The 63 pages of Chapter 3 concern “Systems that eliminate batteries: backscatter (EAS, RFID, 6G SWIPT), battery elimination circuits, self-powering ultra-low-power circuits and sensors, demand and supply management”. Navigate the jargon such as Electronic Article Surveillance EAS, passive RFID, SWIPT, AmBC, CD-ZED for 6G Communications, V2G, V2H, V2V and vehicle charging directly from solar panels. 13 primary energy harvesting technologies are compared. See examples of battery-free desalinators, cameras, drones, IOT nodes and the significance of 25 research advances through 2024.

Chapter 4. “Electrostatic storage: Supercapacitors, pseudocapacitors, lithium-ion capacitors, other BSH” (119 pages) spans activities of 103 companies compared in ten columns, a flood of important research advances in 2024, and a very wide variety of applications emerging. That spans aerospace, electric vehicles: AGV, material handling, car, truck, bus, tram, train, grid, microgrid, peak shaving, renewable energy, uninterrupted power supplies, medical and wearables, data centers, welding, laser cannon, railgun, pulsed linear accelerator weapon, capacitor-supercapacitor hybrids in radar. All have growth ahead but battery-supercapacitor hybrids have the greatest potential 2025-2045.

In electricity generation, your solar house will continue to have a battery. At the other extreme, national and continental grids will suffer massive earthworks and massive delays to get the very lowest levelised cost of storage LCOS up to months. However, there is a very large intermediate requirement emerging from the strong trend to factories, towns and islands being off-grid or capable of being off grid using wind and solar power for around 100MW. They prefer no long delays or major earthworks. Capital cost and long life, low maintenance, small footprint matter here.

New redox flow batteries serve well potentially up to one month storage but they have competition from the subject of Chapter 5. “Liquefied gas energy storage LGES: Liquid air LAES or CO2” (22 pages, 5 companies). See SWOT appraisals, parameter comparisons and a niche opportunity in grids as well.

Chapter 6. Compressed air CAES (59 pages) covers the main competitor for pumped hydro grid storage as batteries fail to keep up with ever more wind and solar power demanding ever longer storage duration. Appraise 13 participants, strong research advances and major orders in 2024. Agree with the US Department of Energy that CAES will have one of the lowest LCOS and a splendid lack of expensive or toxic materials?

Chapter 7. “Mechanical storage: Advanced pumped hydro APHES, solid gravity energy storage SGES, flywheels for electricity-to-electricity” (90 pages) delves into a flood of 2024 research, 12 companies, many options. It sees greatest potential in APHES, a large system pumping water into mines being significant in 2024, then SGES for mainstream grid requirements. Flywheels tend to lose out to supercapacitors and their variants for high power density and pulse applications.
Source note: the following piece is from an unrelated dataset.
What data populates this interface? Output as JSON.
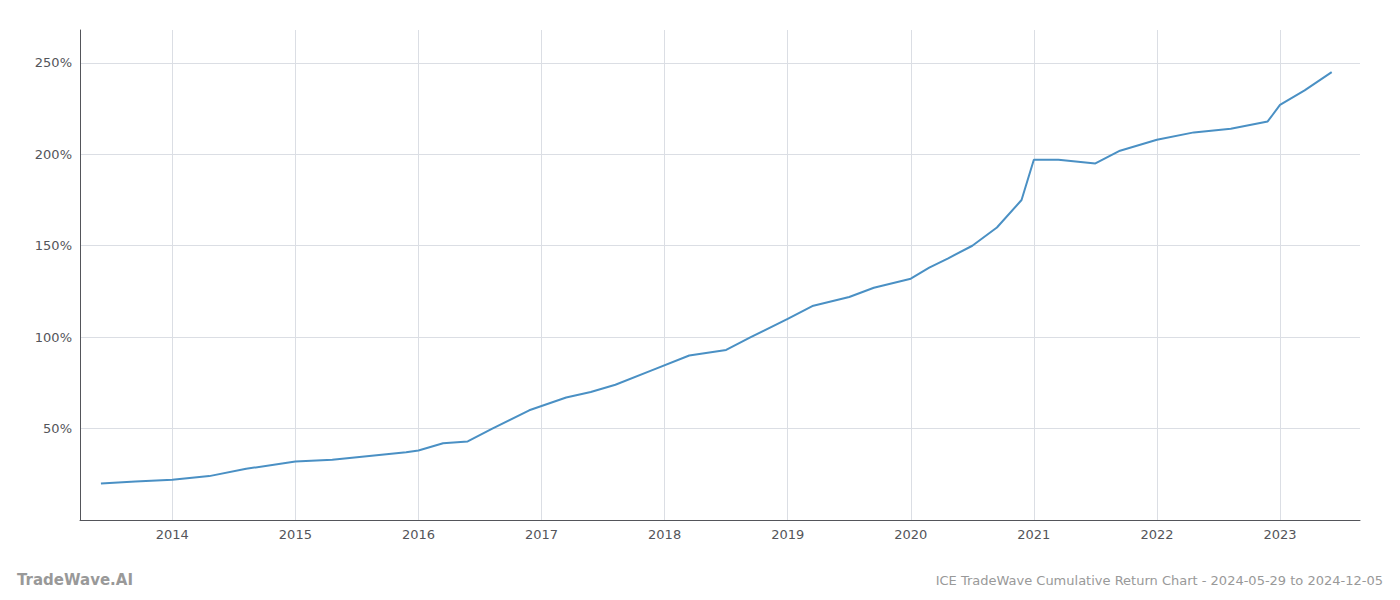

Chapter 8. “Hydrogen and other chemical intermediary LDES” (55 pages) reports potentially a very large market extending up to seasonal storage because it could store 10GWh levels underground. However, with only one small minigrid being prepared with tank hydrogen, the scope for extreme arguments for and against is considerable. Of possible chemical intermediaries, only hydrogen has a chance, mostly in salt caverns, but leakage is considerable, causing global warming, and efficiency very poor. Some will be built. Then we shall know the parameters.
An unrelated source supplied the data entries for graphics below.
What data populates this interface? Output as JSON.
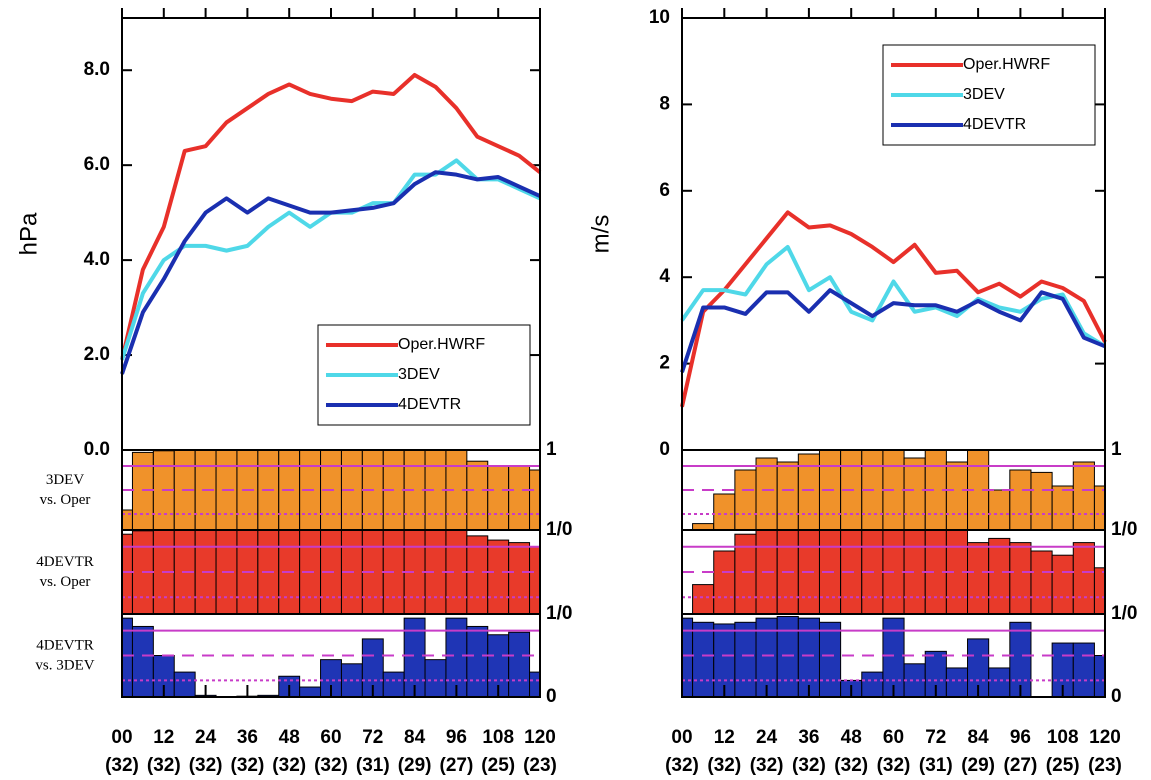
{
  "chart_data": [
    {
      "type": "line",
      "ylabel": "hPa",
      "x": [
        0,
        6,
        12,
        18,
        24,
        30,
        36,
        42,
        48,
        54,
        60,
        66,
        72,
        78,
        84,
        90,
        96,
        102,
        108,
        114,
        120
      ],
      "xlim": [
        0,
        120
      ],
      "xticks": [
        {
          "value": 0,
          "label": "00"
        },
        12,
        24,
        36,
        48,
        60,
        72,
        84,
        96,
        108,
        120
      ],
      "sample_sizes": [
        "(32)",
        "(32)",
        "(32)",
        "(32)",
        "(32)",
        "(32)",
        "(31)",
        "(29)",
        "(27)",
        "(25)",
        "(23)"
      ],
      "ylim": [
        0,
        9.1
      ],
      "yticks": [
        {
          "value": 0,
          "label": "0.0"
        },
        {
          "value": 2,
          "label": "2.0"
        },
        {
          "value": 4,
          "label": "4.0"
        },
        {
          "value": 6,
          "label": "6.0"
        },
        {
          "value": 8,
          "label": "8.0"
        }
      ],
      "legend": "lower right",
      "series": [
        {
          "name": "Oper.HWRF",
          "color": "#e8302a",
          "values": [
            1.9,
            3.8,
            4.7,
            6.3,
            6.4,
            6.9,
            7.2,
            7.5,
            7.7,
            7.5,
            7.4,
            7.35,
            7.55,
            7.5,
            7.9,
            7.65,
            7.2,
            6.6,
            6.4,
            6.2,
            5.85
          ]
        },
        {
          "name": "3DEV",
          "color": "#4fd8e8",
          "values": [
            1.9,
            3.3,
            4.0,
            4.3,
            4.3,
            4.2,
            4.3,
            4.7,
            5.0,
            4.7,
            5.0,
            5.0,
            5.2,
            5.2,
            5.8,
            5.8,
            6.1,
            5.7,
            5.7,
            5.5,
            5.3
          ]
        },
        {
          "name": "4DEVTR",
          "color": "#1a2fb0",
          "values": [
            1.6,
            2.9,
            3.6,
            4.4,
            5.0,
            5.3,
            5.0,
            5.3,
            5.15,
            5.0,
            5.0,
            5.05,
            5.1,
            5.2,
            5.6,
            5.85,
            5.8,
            5.7,
            5.75,
            5.55,
            5.35
          ]
        }
      ],
      "strip_tick_labels": [
        "1",
        "1/0",
        "1/0",
        "0"
      ],
      "ref_lines": [
        0.8,
        0.5,
        0.2
      ],
      "strips": [
        {
          "label": [
            "3DEV",
            "vs. Oper"
          ],
          "color": "#f0922a",
          "values": [
            0.25,
            0.97,
            0.99,
            1,
            1,
            1,
            1,
            1,
            1,
            1,
            1,
            1,
            1,
            1,
            1,
            1,
            1,
            0.86,
            0.8,
            0.8,
            0.75
          ]
        },
        {
          "label": [
            "4DEVTR",
            "vs. Oper"
          ],
          "color": "#e83a2a",
          "values": [
            0.95,
            0.99,
            1,
            1,
            1,
            1,
            1,
            1,
            1,
            1,
            1,
            1,
            1,
            1,
            1,
            1,
            1,
            0.93,
            0.88,
            0.85,
            0.8
          ]
        },
        {
          "label": [
            "4DEVTR",
            "vs. 3DEV"
          ],
          "color": "#1f35b5",
          "values": [
            0.95,
            0.85,
            0.5,
            0.3,
            0.02,
            0,
            0.01,
            0.02,
            0.25,
            0.12,
            0.45,
            0.4,
            0.7,
            0.3,
            0.95,
            0.45,
            0.95,
            0.85,
            0.75,
            0.78,
            0.3
          ]
        }
      ]
    },
    {
      "type": "line",
      "ylabel": "m/s",
      "x": [
        0,
        6,
        12,
        18,
        24,
        30,
        36,
        42,
        48,
        54,
        60,
        66,
        72,
        78,
        84,
        90,
        96,
        102,
        108,
        114,
        120
      ],
      "xlim": [
        0,
        120
      ],
      "xticks": [
        {
          "value": 0,
          "label": "00"
        },
        12,
        24,
        36,
        48,
        60,
        72,
        84,
        96,
        108,
        120
      ],
      "sample_sizes": [
        "(32)",
        "(32)",
        "(32)",
        "(32)",
        "(32)",
        "(32)",
        "(31)",
        "(29)",
        "(27)",
        "(25)",
        "(23)"
      ],
      "ylim": [
        0,
        10
      ],
      "yticks": [
        0,
        2,
        4,
        6,
        8,
        10
      ],
      "legend": "upper right",
      "series": [
        {
          "name": "Oper.HWRF",
          "color": "#e8302a",
          "values": [
            1.0,
            3.2,
            3.7,
            4.3,
            4.9,
            5.5,
            5.15,
            5.2,
            5.0,
            4.7,
            4.35,
            4.75,
            4.1,
            4.15,
            3.65,
            3.85,
            3.55,
            3.9,
            3.75,
            3.45,
            2.5
          ]
        },
        {
          "name": "3DEV",
          "color": "#4fd8e8",
          "values": [
            3.0,
            3.7,
            3.7,
            3.6,
            4.3,
            4.7,
            3.7,
            4.0,
            3.2,
            3.0,
            3.9,
            3.2,
            3.3,
            3.1,
            3.5,
            3.3,
            3.2,
            3.5,
            3.6,
            2.7,
            2.4
          ]
        },
        {
          "name": "4DEVTR",
          "color": "#1a2fb0",
          "values": [
            1.8,
            3.3,
            3.3,
            3.15,
            3.65,
            3.65,
            3.2,
            3.7,
            3.4,
            3.1,
            3.4,
            3.35,
            3.35,
            3.2,
            3.45,
            3.2,
            3.0,
            3.65,
            3.5,
            2.6,
            2.4
          ]
        }
      ],
      "strip_tick_labels": [
        "1",
        "1/0",
        "1/0",
        "0"
      ],
      "ref_lines": [
        0.8,
        0.5,
        0.2
      ],
      "strips": [
        {
          "color": "#f0922a",
          "values": [
            0,
            0.08,
            0.45,
            0.75,
            0.9,
            0.85,
            0.95,
            1,
            1,
            1,
            1,
            0.9,
            1,
            0.85,
            1,
            0.5,
            0.75,
            0.72,
            0.55,
            0.85,
            0.55
          ]
        },
        {
          "color": "#e83a2a",
          "values": [
            0,
            0.35,
            0.75,
            0.95,
            1,
            1,
            1,
            1,
            1,
            1,
            1,
            1,
            1,
            1,
            0.85,
            0.9,
            0.85,
            0.75,
            0.7,
            0.85,
            0.55
          ]
        },
        {
          "color": "#1f35b5",
          "values": [
            0.95,
            0.9,
            0.88,
            0.9,
            0.95,
            0.97,
            0.95,
            0.9,
            0.2,
            0.3,
            0.95,
            0.4,
            0.55,
            0.35,
            0.7,
            0.35,
            0.9,
            0,
            0.65,
            0.65,
            0.5
          ]
        }
      ]
    }
  ]
}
Chapter 9. “Thermal energy storage for delayed electricity ETES” reports heating rocks then making steam for turbine generation of electricity has been a failure but 2024 research and the activity of several companies has led to one major installation using heat pumps in thermal storage and there is a wild card of white heat reconverted using photovoltaics. Thermal may be a niche grid/ minigrid storage opportunity.